I didn't enjoy seeing my old team-mates who were struggling a bit and I was certainly relieved when it was over. After playing well I felt I had made the right decision to save my career, but I felt like I'd also let down some of my close mates
Jumping back to 2008, how did that season pan out coming off your year out of the game in 2007?
"I had a real struggle with the knee that next year. I was in-and-out and later in the year when I was starting to find some form I had a bad injury against the Bulldogs (round 19).
"I tore all the ligaments in an ankle. I did the right thing by the club, who asked me to stay out there and play the second half to take one of the Dogs' main defenders, which I did, but it just wrecked my ankle.

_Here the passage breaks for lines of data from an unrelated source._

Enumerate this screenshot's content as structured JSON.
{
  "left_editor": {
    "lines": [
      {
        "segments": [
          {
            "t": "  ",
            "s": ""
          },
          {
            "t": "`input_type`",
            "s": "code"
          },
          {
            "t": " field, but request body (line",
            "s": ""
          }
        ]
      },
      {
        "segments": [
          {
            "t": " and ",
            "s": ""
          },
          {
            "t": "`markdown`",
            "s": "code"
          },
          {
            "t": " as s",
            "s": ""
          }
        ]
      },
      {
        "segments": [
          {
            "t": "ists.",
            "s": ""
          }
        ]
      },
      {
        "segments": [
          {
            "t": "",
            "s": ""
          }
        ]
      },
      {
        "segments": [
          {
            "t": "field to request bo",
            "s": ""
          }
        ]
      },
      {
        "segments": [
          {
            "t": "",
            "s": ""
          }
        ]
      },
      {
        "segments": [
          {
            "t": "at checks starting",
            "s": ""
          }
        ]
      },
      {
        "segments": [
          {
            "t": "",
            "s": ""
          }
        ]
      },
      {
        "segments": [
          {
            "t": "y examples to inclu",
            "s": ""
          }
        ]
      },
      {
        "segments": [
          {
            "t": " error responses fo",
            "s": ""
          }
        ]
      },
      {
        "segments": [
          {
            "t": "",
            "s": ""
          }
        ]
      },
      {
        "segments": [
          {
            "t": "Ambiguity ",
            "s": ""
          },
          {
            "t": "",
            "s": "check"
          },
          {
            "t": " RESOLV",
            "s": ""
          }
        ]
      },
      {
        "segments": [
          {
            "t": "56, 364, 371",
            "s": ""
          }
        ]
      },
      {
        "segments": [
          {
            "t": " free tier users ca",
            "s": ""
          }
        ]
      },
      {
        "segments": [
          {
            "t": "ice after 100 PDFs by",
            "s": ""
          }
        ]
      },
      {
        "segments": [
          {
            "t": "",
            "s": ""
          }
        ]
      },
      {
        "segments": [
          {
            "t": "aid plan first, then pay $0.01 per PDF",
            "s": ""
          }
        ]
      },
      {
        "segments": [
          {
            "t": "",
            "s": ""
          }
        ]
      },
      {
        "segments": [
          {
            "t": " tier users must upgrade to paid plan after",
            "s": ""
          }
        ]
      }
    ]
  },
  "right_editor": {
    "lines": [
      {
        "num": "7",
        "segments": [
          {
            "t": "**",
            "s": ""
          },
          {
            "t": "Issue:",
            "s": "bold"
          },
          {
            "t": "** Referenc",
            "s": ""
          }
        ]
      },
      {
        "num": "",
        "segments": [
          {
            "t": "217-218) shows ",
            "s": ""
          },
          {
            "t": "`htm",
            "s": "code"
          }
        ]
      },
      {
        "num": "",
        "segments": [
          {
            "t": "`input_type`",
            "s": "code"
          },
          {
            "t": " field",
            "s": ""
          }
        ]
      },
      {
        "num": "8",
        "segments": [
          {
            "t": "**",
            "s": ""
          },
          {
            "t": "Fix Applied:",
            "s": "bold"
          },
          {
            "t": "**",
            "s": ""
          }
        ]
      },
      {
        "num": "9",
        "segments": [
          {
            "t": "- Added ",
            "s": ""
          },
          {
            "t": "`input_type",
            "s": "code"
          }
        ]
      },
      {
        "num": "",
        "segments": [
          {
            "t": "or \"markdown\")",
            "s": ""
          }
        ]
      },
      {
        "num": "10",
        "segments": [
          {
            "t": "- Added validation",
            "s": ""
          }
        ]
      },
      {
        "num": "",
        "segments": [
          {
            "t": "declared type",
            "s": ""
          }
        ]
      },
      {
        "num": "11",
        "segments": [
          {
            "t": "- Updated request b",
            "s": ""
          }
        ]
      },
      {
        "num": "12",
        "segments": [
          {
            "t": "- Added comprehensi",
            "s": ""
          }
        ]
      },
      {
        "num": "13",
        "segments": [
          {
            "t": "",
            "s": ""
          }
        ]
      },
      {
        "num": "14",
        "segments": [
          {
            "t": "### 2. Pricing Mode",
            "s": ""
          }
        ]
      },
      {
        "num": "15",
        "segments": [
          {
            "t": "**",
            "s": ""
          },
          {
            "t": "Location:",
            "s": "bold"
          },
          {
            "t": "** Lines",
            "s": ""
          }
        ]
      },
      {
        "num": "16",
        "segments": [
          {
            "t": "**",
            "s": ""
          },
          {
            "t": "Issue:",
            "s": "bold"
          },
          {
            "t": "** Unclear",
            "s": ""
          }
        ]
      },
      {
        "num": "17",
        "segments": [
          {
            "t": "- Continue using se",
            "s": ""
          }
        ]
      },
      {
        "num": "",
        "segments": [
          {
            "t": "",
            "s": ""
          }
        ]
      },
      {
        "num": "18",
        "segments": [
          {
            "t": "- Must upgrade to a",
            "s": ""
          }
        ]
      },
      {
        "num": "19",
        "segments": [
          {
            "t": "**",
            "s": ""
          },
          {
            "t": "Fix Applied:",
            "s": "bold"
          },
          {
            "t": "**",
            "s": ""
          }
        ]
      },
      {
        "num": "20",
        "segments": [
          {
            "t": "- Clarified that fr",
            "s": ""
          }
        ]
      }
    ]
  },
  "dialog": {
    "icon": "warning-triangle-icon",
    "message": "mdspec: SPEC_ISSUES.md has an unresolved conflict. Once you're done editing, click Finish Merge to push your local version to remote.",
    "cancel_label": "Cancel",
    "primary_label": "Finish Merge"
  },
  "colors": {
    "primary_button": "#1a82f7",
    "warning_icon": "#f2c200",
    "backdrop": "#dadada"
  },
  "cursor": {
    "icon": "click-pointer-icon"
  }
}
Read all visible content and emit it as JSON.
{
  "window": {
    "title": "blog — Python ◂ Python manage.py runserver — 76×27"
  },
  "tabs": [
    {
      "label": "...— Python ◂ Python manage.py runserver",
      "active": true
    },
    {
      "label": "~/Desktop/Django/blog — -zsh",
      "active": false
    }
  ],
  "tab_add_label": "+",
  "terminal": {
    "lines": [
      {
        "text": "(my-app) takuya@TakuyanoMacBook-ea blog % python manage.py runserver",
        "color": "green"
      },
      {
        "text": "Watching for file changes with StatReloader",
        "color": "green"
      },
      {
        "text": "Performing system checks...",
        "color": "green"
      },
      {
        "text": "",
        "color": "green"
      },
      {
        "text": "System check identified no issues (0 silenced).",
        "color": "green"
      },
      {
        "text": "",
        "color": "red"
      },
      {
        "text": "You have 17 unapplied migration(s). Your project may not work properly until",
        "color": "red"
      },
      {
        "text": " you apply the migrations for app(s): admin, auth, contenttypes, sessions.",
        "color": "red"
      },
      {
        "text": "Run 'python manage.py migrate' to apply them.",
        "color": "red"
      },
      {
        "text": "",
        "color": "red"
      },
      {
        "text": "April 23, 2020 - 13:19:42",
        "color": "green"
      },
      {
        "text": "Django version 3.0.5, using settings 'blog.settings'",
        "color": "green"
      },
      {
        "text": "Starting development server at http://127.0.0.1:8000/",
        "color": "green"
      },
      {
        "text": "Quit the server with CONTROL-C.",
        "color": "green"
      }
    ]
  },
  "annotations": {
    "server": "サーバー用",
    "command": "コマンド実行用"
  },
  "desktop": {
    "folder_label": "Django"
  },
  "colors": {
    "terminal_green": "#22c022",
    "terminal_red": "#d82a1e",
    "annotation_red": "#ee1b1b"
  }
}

"Once I recovered from that I had to go back and play at Werribee, which was our aligned club in the VFL and I did OK down there, but I was needing to get injections into my ankle every game and could only run at about 85 per cent.
"So I was trying to save my career and make it back into the North team before the finals at the same time.
"Dean Laidley (coach) picked me for the first final against Sydney on the worst ground in the AFL, ANZ Stadium.
"I just threw everything at it that night. I got knocked out in the first five minutes when I went through a pack to pick up a ball and one of their guys got me a good one.
"I came off after that, then came back on and flew for a mark on the wing and Leo Barry, who was playing on me and was a great player, came over the top to spoil me and when I hit the ground he landed on top of me and I tore the pectoral muscle off the bone.
"I couldn't lift my arm and had a warm, stabbing pain in my shoulder. I was thinking this could be my last game, so I thought, stuff it and went into the room, got jabbed up and went back out and played again and just gave it everything I had."
GAME NOTE - North Melbourne led by 10 points at half-time, but the Swans prevailed 17.8 (110) to 11.9 (75). Thompson kicked one goal and had eight possessions.
"And as it turned out, that was my last game of AFL footy, but again, I felt the club let me down from the way it acted from a contract perspective.
"In fairness to them though, I'd had a fairly average year in regards to some behavior stuff.
"On one of the interstate trips I got a bit inebriated and one of the young blokes I was having a few beers with ended up missing training.
"As a senior player the club put that on my head, but looking back on it now, I do agree with them that my time was up and they were right to get rid of me.
"The reality was for the last two months of that year and even after that last game we had email and written confirmation that I would be given another one-year contract with numbers and everything all done.
"But as it turned out, basically all senior players who weren't Adam Simpson or Brent Harvey were gone.
"I went into a meeting after I got out of hospital after having my shoulder done because I was thinking I'd be playing again and I was told my time's up."
Did you consider the option of trying to continue at another club?
"To be honest, my stocks were gone. Including my year on the supplementary list at Hawthorn (1997) I'd had 12 years in the competition and in 2008 I hadn't had a great season.
"I'd had a lot of injuries, so my worth in terms of a trade was gone and I understood that.
"North did put the feelers out, but there was nothing realistic on the table that was going to equate to a contract.
"At the time I was pretty cooked mentally and physically... I had lost the athleticism and probably the mental toughness to compete at that level."